A federal regulator says Alberta needs to do more work to assess the environmental impacts of the proposed Springbank reservoir — a major project designed to protect Calgary from floods — as the initial submission was deficient in several key areas.

"We found, at this point in time, the environmental impact statement did not conform with our … guidelines that we issued in August of 2016," Shelly Boss, project manager with the Canadian Environmental Assessment Agency (CEAA), said Monday.

Alberta Transportation submitted the report in mid-October and the agency is now asking the province to submit a "fully revised" report with more detailed information in a variety of areas.

"In general, the level and breath of information ... needs to be increased," the regulator told the province in a letter.

Boss said "it's not unheard of" for the agency to make such requests of project proponents.

"This development is not unanticipated and is part of the due process of the federal regulator," Alberta Transportation spokesman Adam Johnson said in an email.

"The Government of Alberta fully respects the regulatory process and takes CEAA's advice seriously. Alberta Transportation and its engineering consultant are currently reviewing the list of requested details and will comply with CEAA's requests for further detail."

What's missing?

The agency is looking for more information on groundwater impacts, more detailed estimates of how much dust will emanate from sediment deposits once water recedes from the reservoir and more description of how the project will impact fish, migratory birds and at-risk species in the area.

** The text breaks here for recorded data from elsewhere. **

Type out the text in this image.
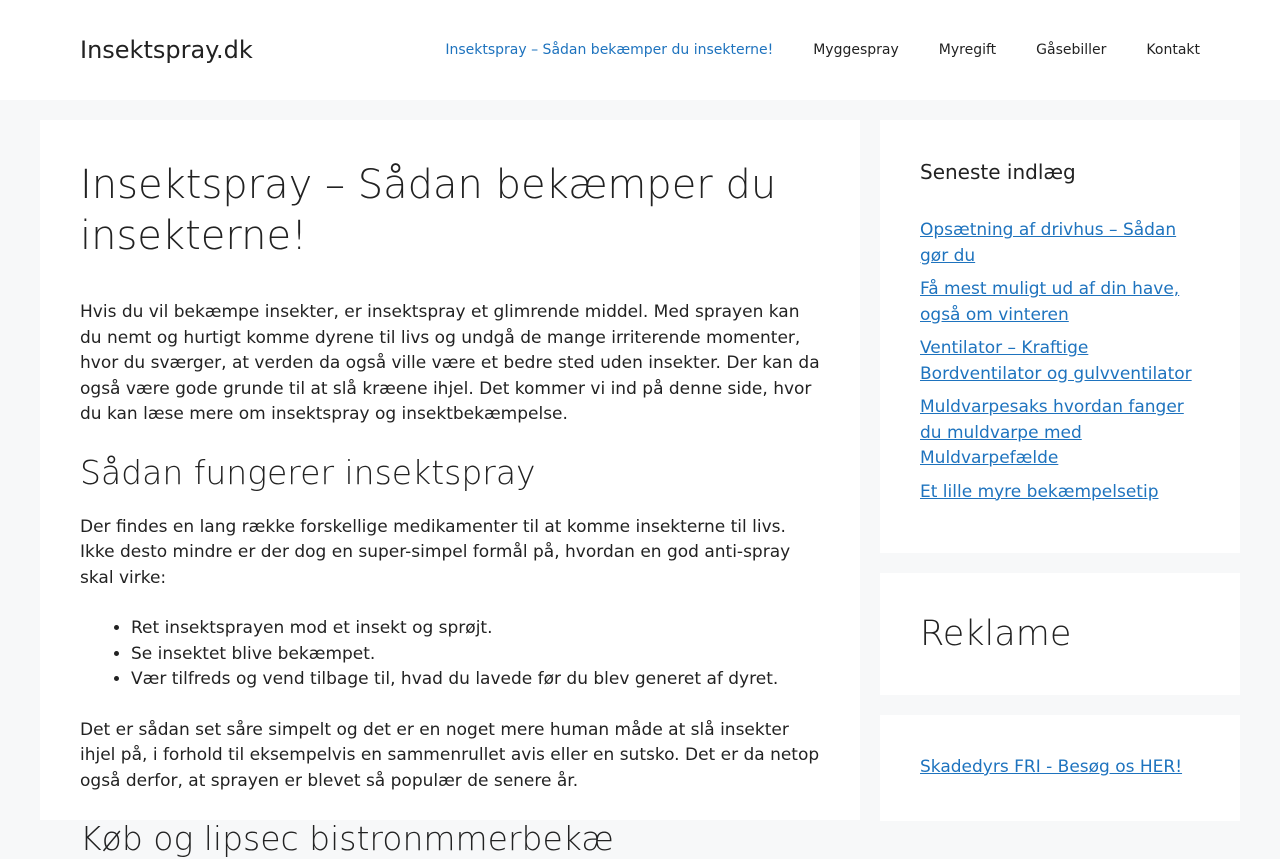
Insektspray.dk	Insektspray – Sådan bekæmper du insekterne!	Myggespray	Myregift	Gåsebiller	Kontakt
Insektspray – Sådan bekæmper du insekterne!

Hvis du vil bekæmpe insekter, er insektspray et glimrende middel. Med sprayen kan du nemt og hurtigt komme dyrene til livs og undgå de mange irriterende momenter, hvor du sværger, at verden da også ville være et bedre sted uden insekter. Der kan da også være gode grunde til at slå kræene ihjel. Det kommer vi ind på denne side, hvor du kan læse mere om insektspray og insektbekæmpelse.

Sådan fungerer insektspray

Der findes en lang række forskellige medikamenter til at komme insekterne til livs. Ikke desto mindre er der dog en super-simpel formål på, hvordan en god anti-spray skal virke:

• Ret insektsprayen mod et insekt og sprøjt.
• Se insektet blive bekæmpet.
• Vær tilfreds og vend tilbage til, hvad du lavede før du blev generet af dyret.

Det er sådan set såre simpelt og det er en noget mere human måde at slå insekter ihjel på, i forhold til eksempelvis en sammenrullet avis eller en sutsko. Det er da netop også derfor, at sprayen er blevet så populær de senere år.

Køb og lipsec bistronmmerbekæ
Seneste indlæg
Opsætning af drivhus – Sådan gør du
Få mest muligt ud af din have, også om vinteren
Ventilator – Kraftige Bordventilator og gulvventilator
Muldvarpesaks hvordan fanger du muldvarpe med Muldvarpefælde
Et lille myre bekæmpelsetip
Reklame
Skadedyrs FRI - Besøg os HER!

It is also asking Alberta Transportation for more information on public engagement activities and consultations with Indigenous groups.

In addition, the regulator wants more information on various malfunction scenarios and contingency plans in the event of a reservoir failure.

The assessment can't move forward until the CEAA gets that information.

"We need that information in order to commence our technical review," Boss said.

Calls to revisit McLean Creek option

An organization named Don't Damn Springbank — comprised of landowners whose properties would need to be bought (or expropriated) in order to make way for the reservoir — said Monday the regulator's request for more information raises questions about how thoroughly the province has thought this through.

"It's very consistent with what our group has been saying since Day 1," said Ryan Robinson, who owns land in the affected area.

"There are serious concerns with the government's plan."

Robinson said he and other landowners still want the province to go back to a different proposal for flood mitigation — a dry dam in the McLean Creek area of Kananaskis Country.

McLean Creek Dry Dam

A visualization of what the proposed (and since abandoned) McLean Creek dry dam would look like when holding back water. (Government of Alberta/YouTube screenshot)

"We are 100-per-cent for mitigation," he said. "We support our neighbours in downtown Calgary just as much as anyone."

Robinson said a dam at McLean Creek would protect more communities, as it is located farther upstream along the Elbow River, and not require the use of private land.

The previous Progressive Conservative government considered the McLean Creek option for a time but abandoned it in September 2014. Critics had raised concerns about environmental impacts in the Kananaskis area and safety concerns should the dry dam fail.

Former premier Jim Prentice described the Springbank option as "the most cost-effective, most environmentally responsible way to get flood protection for Calgary." The NDP government that was elected in May 2015 continued to press forward with plans for a reservoir there.

What's next?

Boss said the project, from the federal regulator's point of view, is on pause until the additional information is submitted.

The province had no immediate estimate as to how long it will take to gather and submit that information.

"Right now we are assessing what the federal request for information will require for the project, and it is too early to tell what that timeline will be," Johnson said.

"The request was for more information on a fraction of the overall submission. We will be working with our engineering consultant to provide a response to ensure that this important flood mitigation project is built and protecting Calgarians as soon as possible."

Once an acceptable assessment is submitted, Boss said the CEAA has up to 365 working days to complete its work.

The regulator would make a recommendation but the final decision to approve or deny the project rests with the federal environment minister.